Research on the biological effects of EM fields has received funding from the Department of the Army, N.I.E.H.S., and through venture capital investments.

RECENT PUBLICATIONS:

1. A.L. Di Carlo, J.M. Mullins, and T. A. Litovitz. 2000. Electromagnetic field-induced protection of chick embryos from hypoxia exhibits characteristics of temporal sensing. Bioelectrochemistry, 52:17-21.
2. A.L. Di Carlo J.M. Mullins, and T. A. Litovitz. 2000. Thresholds for EM field-induced hypoxia protection: evidence for a primary, electric field effect. Bioelectrochemistry, 52:9-16.

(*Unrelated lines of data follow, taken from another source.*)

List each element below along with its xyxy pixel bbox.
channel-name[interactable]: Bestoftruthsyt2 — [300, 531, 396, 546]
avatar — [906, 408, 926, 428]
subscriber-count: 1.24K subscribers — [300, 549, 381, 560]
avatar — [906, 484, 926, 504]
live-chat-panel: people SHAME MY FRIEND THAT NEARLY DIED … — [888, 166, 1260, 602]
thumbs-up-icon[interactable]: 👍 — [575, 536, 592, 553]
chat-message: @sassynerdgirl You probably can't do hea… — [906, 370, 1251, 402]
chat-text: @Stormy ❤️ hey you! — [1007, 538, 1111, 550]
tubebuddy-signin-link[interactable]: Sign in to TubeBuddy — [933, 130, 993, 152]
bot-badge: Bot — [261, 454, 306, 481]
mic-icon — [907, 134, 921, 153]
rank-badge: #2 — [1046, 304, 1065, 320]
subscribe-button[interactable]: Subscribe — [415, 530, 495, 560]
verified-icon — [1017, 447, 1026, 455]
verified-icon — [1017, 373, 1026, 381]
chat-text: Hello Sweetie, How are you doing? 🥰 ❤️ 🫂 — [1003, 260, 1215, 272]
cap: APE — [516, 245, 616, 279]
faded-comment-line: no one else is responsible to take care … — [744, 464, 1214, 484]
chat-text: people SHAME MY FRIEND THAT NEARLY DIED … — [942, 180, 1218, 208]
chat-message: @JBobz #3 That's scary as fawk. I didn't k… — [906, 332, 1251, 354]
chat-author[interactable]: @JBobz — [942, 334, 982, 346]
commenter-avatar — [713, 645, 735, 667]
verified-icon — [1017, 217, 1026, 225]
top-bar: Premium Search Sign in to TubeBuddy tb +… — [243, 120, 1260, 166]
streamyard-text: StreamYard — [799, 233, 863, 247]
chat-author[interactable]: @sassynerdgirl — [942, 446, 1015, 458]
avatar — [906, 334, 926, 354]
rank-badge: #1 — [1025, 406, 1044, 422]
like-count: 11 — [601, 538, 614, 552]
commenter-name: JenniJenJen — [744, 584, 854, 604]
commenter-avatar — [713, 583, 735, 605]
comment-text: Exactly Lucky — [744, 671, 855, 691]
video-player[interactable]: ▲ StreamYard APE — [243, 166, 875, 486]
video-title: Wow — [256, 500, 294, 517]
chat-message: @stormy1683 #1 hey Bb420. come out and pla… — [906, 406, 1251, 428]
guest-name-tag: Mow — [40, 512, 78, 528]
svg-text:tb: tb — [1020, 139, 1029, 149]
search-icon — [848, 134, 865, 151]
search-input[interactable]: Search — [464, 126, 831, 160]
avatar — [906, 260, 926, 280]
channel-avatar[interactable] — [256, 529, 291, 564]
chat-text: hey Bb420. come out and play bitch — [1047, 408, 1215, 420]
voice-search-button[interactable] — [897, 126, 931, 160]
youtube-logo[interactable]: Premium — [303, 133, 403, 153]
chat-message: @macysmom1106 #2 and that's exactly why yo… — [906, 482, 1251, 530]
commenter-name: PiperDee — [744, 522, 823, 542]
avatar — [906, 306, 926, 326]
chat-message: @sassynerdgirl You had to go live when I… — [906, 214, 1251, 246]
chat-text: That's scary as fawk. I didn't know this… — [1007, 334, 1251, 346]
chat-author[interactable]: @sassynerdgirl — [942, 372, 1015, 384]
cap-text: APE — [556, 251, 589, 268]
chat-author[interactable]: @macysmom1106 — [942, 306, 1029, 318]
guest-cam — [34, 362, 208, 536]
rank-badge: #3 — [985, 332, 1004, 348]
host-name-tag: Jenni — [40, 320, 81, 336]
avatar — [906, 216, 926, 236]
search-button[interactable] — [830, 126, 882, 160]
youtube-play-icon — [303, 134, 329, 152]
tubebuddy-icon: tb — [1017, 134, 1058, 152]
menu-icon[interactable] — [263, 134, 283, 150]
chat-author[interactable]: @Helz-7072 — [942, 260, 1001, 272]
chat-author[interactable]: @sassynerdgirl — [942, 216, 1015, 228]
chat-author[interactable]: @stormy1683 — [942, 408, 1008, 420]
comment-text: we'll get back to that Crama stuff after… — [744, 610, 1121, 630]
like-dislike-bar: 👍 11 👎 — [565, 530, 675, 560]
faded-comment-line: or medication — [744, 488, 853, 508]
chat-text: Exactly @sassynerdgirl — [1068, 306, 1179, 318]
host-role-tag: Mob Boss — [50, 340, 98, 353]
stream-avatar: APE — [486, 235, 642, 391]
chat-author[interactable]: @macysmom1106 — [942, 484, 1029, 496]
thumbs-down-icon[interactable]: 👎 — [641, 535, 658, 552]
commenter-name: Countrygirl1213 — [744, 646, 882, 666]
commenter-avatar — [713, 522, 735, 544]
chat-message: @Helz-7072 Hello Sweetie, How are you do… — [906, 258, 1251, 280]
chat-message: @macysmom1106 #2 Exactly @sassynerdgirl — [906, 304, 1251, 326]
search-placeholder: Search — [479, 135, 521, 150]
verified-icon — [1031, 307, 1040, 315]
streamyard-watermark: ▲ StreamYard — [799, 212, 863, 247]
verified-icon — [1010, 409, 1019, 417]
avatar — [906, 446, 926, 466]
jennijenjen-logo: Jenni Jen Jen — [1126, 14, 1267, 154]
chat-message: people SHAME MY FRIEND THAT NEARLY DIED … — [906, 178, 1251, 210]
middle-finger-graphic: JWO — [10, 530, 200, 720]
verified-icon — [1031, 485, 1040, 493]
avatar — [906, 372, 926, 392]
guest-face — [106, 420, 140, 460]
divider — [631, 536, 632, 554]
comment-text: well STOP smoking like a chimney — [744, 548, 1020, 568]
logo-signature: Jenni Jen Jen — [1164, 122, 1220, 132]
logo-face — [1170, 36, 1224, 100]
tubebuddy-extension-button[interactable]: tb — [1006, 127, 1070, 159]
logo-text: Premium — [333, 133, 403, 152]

3. Kurian, M.V., J. M. Mullins, L. R. Hamilton, P. M. Mehl and J. K. Keevan. 2006.  Elevated levels of stress proteins (Hsp32 and Hsp70i) in H9c2 cells exposed to 60 Hz, 120 μT magnetic field.  Molecular & Cellular Biomechanics.  3:217-218.
4. Rutledge, R., M. Ghistain, J.M. Mullins, C. Pety de Thozée, and J. Golin. 2008. Pdr5-mediated multidrug resistance requires the CPY-vacuolar sorting protein Vps3: Are xenobiotic compounds routed from the vacuole to plasma membrane transporters for efflux?    Molecular Genetics and Genomics, 279:573-583.